# Bridgeport J-head making horrible noise



## marcaap (Jan 22, 2017)

Hey guys,
I've got a Bridgeport J-Head, serial #J262246 that's making a good bit of noise up in the step pulley housing area.  I've removed the step pulley housing, as well as the spindle and this is what I've found.

1) The  splined gear hub is quite worn, both on the internal splines for the spindle, as well as on the external 'cog' splines that engage into the spindle pulley hub above it.

View media item 95706
2) It also appears that the spindle splines are quite worn as well
View media item 95705
I'm including a video of the machine making the noise while in back gear.





Let me know what you guys think.
1) Is thing worth rebuilding
2) Get a replacement J-head from eBay
3) Buy an Accu head from eBay

Would anyone happen to have used parts?  Or possibly a good working J-Head that you'd like to sell.
1) HQT1160 Splined Gear Hub
2) HQT1414 R8 Spindle Only

Thanks in advance
Paul


----------



## HitFactor (Jan 23, 2017)

Had to rebuild the top half of my 2J head last month.

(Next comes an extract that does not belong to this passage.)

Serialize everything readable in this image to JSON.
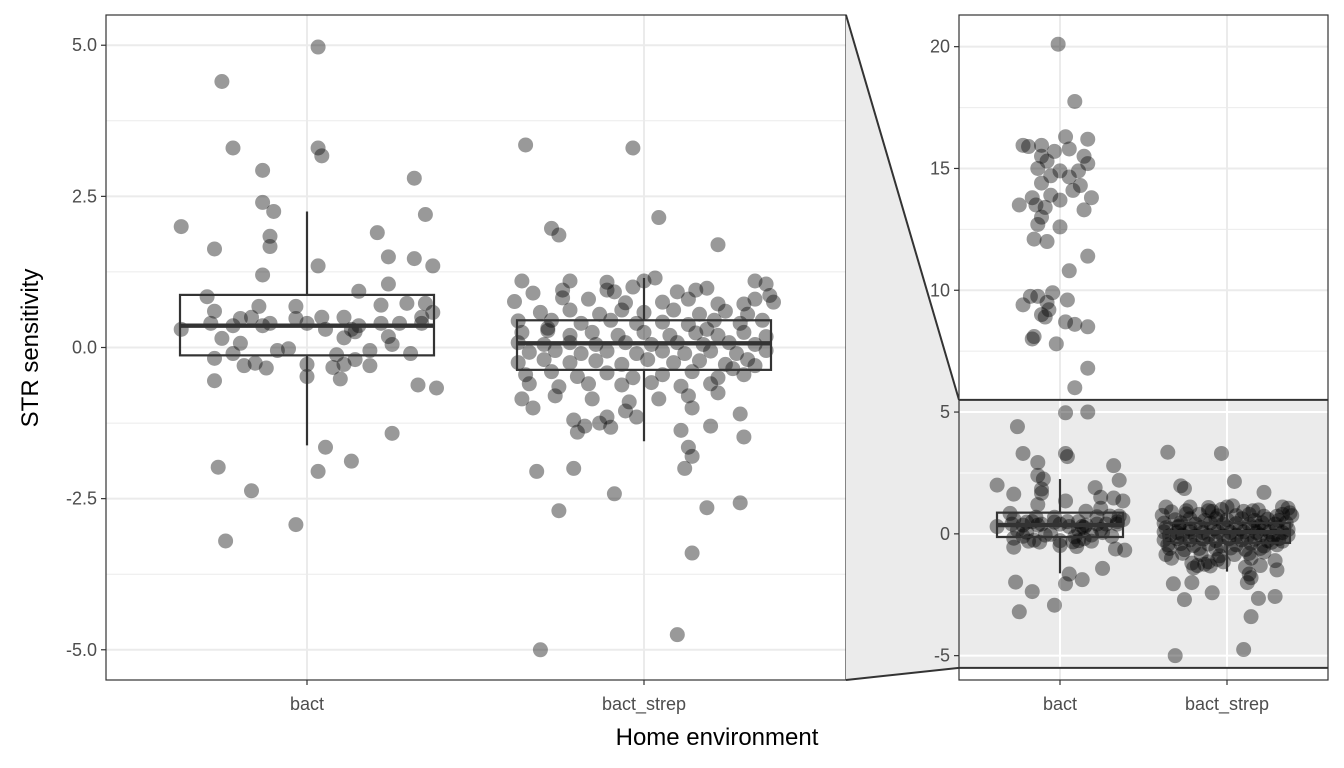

Picked up parts from High Quality Tools and Bearings from Motion Industries. Motion Industries is a dealer for HQT. Got everything I needed from MI for less than expected.  Job took about 5 hours not counting the time cleaning parts. 

I recommend repairing yourself.


----------



## marcaap (Jan 23, 2017)

Many thanks for the reply.  I'll take a look into High Quality Tools to see what's available.


----------



## jmarkwolf (Jan 24, 2017)

Check out the guys below:

http://www.machinerypartsdepot.com/?gclid=CKrn3ti-29ECFci2wAodqdwIug

They offer an exchange program. Send them your "core" head and some cash, and they'll send you rebuilt head. Down time is minimal.

Thinking about doing this on my J-head.


----------



## chips&more (Jan 24, 2017)

Interesting idea or way to do business. But, for me and I have had my BP for many years now. I know how it preforms. I know the expected accuracy out of it when I go to use it. I feel comfortable with knowing what it can and cannot do. Swapping the head out in an exchange program for a crap shoot does not sound like a great idea. I would only what to fix it myself…Dave.


----------



## marcaap (Jan 24, 2017)

As it turns out, I've got new parts on the way and I'll be reassembling this weekend!!  

Thanks to everyone who has responded with ideas, as it's been very beneficial.


----------